New York/Juba, January 17, 2017 (SSNA) — The government of South Sudan has been accused of obstructing UN process to deploy additional 4,000 peacekeepers as agreed last year, the newly appointed United Nations Secretary-General Antonio Guterres said in a confidential report to the 15-member council.
The report which was sent to the UN Security Council Tuesday cites recent contradictory statements made by South Sudanese government officials as indications that Juba is not willing to cooperate with the deployment of an addition peacekeeping force.
“These statements by key officials in charge of defense and security shed doubt on the (government’s) actual willingness to actively cooperate with the deployment and operationalization of the force unless credible pressure is applied to the council and the region to support it,” Guterres said in the report.
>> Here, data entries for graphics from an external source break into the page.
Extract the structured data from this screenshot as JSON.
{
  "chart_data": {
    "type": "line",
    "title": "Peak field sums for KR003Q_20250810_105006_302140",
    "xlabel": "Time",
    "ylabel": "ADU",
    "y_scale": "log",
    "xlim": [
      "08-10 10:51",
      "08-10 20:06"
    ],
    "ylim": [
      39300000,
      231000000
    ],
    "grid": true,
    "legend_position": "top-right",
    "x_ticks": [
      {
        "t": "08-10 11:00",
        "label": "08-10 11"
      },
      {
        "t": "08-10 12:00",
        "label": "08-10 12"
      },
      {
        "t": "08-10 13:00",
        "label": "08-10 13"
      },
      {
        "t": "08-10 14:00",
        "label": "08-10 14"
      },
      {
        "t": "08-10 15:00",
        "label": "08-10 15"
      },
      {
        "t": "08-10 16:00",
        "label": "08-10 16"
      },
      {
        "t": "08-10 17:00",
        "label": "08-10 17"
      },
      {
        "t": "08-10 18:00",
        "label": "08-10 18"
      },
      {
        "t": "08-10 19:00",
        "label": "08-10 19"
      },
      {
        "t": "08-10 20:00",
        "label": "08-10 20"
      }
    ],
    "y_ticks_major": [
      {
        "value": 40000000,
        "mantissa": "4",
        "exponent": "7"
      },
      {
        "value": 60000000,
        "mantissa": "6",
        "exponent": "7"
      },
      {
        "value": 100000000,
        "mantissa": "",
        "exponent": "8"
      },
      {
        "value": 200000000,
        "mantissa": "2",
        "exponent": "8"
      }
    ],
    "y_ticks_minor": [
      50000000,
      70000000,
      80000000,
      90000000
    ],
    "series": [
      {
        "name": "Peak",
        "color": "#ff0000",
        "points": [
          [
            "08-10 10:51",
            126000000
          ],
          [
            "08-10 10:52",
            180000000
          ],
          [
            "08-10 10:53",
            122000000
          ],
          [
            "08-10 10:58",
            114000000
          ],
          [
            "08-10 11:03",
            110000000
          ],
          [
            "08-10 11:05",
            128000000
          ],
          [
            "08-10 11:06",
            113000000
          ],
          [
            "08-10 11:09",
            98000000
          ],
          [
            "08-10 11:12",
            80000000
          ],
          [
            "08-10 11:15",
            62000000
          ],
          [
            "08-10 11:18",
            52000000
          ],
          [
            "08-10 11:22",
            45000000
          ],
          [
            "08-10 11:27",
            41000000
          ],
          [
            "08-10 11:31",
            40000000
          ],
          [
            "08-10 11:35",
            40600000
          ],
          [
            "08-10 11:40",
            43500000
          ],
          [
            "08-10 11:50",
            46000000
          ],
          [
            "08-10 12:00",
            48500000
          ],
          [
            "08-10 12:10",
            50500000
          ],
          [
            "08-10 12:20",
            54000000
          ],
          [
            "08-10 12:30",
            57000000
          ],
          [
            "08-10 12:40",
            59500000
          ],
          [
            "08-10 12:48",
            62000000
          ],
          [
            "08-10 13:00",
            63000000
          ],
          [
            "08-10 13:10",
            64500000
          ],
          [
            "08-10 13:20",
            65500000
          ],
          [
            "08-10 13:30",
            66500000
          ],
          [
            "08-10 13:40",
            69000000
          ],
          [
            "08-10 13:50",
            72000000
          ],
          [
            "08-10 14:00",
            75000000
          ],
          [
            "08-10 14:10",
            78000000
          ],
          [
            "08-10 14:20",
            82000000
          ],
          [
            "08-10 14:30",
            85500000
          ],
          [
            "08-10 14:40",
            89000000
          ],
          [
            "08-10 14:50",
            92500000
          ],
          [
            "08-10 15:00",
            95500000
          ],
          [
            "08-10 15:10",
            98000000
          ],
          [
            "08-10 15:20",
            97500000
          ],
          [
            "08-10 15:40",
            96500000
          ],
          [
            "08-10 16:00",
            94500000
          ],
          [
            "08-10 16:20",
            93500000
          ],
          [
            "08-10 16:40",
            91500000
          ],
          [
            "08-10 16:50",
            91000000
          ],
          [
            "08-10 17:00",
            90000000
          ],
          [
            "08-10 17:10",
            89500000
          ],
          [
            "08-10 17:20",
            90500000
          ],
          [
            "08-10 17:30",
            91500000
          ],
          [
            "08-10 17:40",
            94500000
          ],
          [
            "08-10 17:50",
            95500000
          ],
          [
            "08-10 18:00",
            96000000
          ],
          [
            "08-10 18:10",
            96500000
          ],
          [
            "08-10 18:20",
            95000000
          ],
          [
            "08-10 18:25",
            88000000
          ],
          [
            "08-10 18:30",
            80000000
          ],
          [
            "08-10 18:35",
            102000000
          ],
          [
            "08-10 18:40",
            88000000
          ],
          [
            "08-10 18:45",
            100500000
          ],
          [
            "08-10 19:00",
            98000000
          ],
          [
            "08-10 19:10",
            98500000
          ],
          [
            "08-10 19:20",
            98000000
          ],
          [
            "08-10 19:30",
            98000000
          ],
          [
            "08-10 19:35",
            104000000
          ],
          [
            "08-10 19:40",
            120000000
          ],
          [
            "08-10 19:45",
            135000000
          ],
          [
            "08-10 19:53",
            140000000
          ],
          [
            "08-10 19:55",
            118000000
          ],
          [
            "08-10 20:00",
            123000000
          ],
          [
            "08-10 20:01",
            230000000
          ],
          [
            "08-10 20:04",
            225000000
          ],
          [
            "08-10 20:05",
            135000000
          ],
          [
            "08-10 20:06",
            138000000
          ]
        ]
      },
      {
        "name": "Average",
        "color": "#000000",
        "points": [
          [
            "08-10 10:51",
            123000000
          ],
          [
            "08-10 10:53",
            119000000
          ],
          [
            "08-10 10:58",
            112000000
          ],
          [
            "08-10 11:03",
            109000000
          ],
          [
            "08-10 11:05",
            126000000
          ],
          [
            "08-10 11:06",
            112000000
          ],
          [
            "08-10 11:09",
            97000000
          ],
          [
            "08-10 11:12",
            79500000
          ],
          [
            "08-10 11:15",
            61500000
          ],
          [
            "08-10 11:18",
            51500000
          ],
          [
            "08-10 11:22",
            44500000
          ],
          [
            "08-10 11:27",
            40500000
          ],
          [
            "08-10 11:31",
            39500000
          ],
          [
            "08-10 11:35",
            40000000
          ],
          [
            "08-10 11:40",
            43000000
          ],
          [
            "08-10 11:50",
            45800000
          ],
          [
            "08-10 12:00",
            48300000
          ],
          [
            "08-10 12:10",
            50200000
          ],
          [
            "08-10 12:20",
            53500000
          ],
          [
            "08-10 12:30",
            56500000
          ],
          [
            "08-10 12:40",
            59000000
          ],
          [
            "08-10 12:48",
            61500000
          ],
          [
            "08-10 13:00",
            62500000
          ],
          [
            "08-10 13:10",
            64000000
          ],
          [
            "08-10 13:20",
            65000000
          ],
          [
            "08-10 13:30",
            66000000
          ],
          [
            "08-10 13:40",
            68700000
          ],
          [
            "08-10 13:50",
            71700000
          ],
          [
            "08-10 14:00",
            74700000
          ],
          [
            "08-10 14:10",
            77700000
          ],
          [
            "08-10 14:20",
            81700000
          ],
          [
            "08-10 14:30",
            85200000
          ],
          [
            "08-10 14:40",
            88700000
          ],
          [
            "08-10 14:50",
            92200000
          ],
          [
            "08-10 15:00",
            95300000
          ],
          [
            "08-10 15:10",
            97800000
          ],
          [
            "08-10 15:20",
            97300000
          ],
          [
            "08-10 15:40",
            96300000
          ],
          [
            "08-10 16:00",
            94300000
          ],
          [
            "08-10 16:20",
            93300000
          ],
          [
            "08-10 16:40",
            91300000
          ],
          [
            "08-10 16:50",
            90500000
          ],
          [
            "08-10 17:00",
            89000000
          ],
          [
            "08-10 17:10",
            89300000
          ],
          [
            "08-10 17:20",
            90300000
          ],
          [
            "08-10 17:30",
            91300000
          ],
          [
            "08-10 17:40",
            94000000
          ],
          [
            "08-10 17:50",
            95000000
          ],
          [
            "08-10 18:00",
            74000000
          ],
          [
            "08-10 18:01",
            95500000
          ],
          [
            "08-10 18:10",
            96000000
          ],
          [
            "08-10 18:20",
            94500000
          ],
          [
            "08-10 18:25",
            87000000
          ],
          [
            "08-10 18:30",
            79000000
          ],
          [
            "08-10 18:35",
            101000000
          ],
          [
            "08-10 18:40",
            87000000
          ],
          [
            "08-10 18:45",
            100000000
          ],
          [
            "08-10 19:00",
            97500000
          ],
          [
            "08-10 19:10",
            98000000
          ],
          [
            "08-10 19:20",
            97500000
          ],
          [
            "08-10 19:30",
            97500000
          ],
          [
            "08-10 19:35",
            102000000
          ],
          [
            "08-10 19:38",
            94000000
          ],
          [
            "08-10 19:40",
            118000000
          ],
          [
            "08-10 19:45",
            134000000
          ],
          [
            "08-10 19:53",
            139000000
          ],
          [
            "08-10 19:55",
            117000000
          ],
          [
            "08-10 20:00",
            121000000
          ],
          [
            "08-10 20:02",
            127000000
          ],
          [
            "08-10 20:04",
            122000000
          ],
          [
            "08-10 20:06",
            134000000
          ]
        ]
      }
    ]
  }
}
Guterres, who urges the Security Council to apply maximum pressure on South Sudan’s government, added that “The trend of bureaucratic impediments and restrictions continues to constrain the mission’s capacity to carry out its mandated tasks … and its ability to project presence in locations where civilians are in need of protection, including from ethnically driven attacks.”
South Sudan said on January 11 that it rejected the deployment of more UN peacekeepers, claiming the war-torn young nation is calm and capable of protecting itself, adding only people who live outside South Sudan still believe there is fighting in Juba and around the country.
“The government of South Sudan has the ability to provide security and stability for the country and for its citizens without the deployment of a protection force,” Mawein Makol Ariik, the spokesperson for South Sudan’s Ministry of Foreign Affairs, said last Wednesday in a statement obtained by the South Sudan News Agency.
The UN chief further explained in the report that Juba needed to issues visas for UN advance teams, adding that advance teams are parts of the standby 4,000 strong regional protection force already approved by the UN Security Council. In the report, Guterres disclosed that if advance teams conduct visits as required in the deployment agreement, the first batch of the peacekeepers could arrive in South Sudan by the end of February or early March.